"Writers are just wingnuts with keyboards." James W. Hall
For those in the writing game, the announcement of Barnes & Noble seeking a buyer is yet another crack in the fissure called the publishing game. And game it is. The B&N "for sale" sign joins Borders who has been looking for a new sugar daddy for a bit.
And there are other growing fissures: Dorchester's announcement of the end of mass market paperbacks as we have come to know and love them; the addition to every writers' vocabulary of the new diety: Smashwords (on the road to Kindle and other ereaders); the Horror Writers Association's discussion of changes to admission requirements; author Brian Keene's dive into self-publishing.

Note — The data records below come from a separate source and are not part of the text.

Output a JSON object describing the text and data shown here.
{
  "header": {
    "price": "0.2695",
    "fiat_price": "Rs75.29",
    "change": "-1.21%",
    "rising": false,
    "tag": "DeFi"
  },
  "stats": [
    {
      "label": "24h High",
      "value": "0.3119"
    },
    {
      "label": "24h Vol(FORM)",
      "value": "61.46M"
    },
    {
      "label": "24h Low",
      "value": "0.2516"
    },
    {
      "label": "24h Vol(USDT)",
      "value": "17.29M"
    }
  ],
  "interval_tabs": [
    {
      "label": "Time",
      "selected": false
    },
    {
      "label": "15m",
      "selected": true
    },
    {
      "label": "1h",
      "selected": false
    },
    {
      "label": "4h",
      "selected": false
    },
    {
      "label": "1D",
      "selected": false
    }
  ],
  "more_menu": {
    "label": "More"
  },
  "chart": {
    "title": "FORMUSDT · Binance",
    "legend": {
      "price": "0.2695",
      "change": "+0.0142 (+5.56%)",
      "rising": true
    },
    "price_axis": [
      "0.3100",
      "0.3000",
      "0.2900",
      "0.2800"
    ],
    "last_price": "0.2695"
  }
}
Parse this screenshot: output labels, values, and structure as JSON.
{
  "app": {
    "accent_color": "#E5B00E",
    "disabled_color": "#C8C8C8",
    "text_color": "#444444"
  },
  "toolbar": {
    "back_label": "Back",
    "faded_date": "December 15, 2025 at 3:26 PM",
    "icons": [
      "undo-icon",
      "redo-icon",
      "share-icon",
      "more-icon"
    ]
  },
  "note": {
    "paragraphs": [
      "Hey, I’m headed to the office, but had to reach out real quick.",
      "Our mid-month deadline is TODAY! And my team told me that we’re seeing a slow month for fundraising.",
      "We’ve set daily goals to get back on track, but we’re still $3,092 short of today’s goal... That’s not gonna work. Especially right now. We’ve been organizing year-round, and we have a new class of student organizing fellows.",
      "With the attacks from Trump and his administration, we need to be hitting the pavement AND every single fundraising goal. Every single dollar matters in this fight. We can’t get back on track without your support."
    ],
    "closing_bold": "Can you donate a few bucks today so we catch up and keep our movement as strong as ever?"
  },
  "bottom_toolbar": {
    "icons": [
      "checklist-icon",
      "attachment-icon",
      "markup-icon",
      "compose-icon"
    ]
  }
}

See the highway? See the hitchhikers? Thumbs of editors and agents and publishers? Where do they go from here?
Are people reading? Ask THE GIRL WITH THE DRAGON TATTOO. Ask Stephen King. Maybe they know.
As I sit here in my local library, the computers are standing room only, but scattered in the cool are people comfortable in chairs reading. People searching the stacks for books. Not everyone is here for the web-time or the DVDs or the CDs or the magazines. Though nobody seems to be here for the newspapers.
What's a writer with a finished and yet unpublished novel to do? I guess what other writers are doing: write. And read. And then write some more. Mingle with people. Live life.
I've nestled down with the James W. Hall Thorn novels in the past few weeks. Being a John D. MacDonald junkie, it's been nice reading the finely crafted words of a fellow JDM junkie. I like Thorn. He's... Well, I'll save that until I've read more.
And in between Hall's words, I'll listen to my own and practice my own wingnuttiness at the keyboard. Got to please those voices in my head. Because like Mr. Hall, I feel life is amazing. So is writing.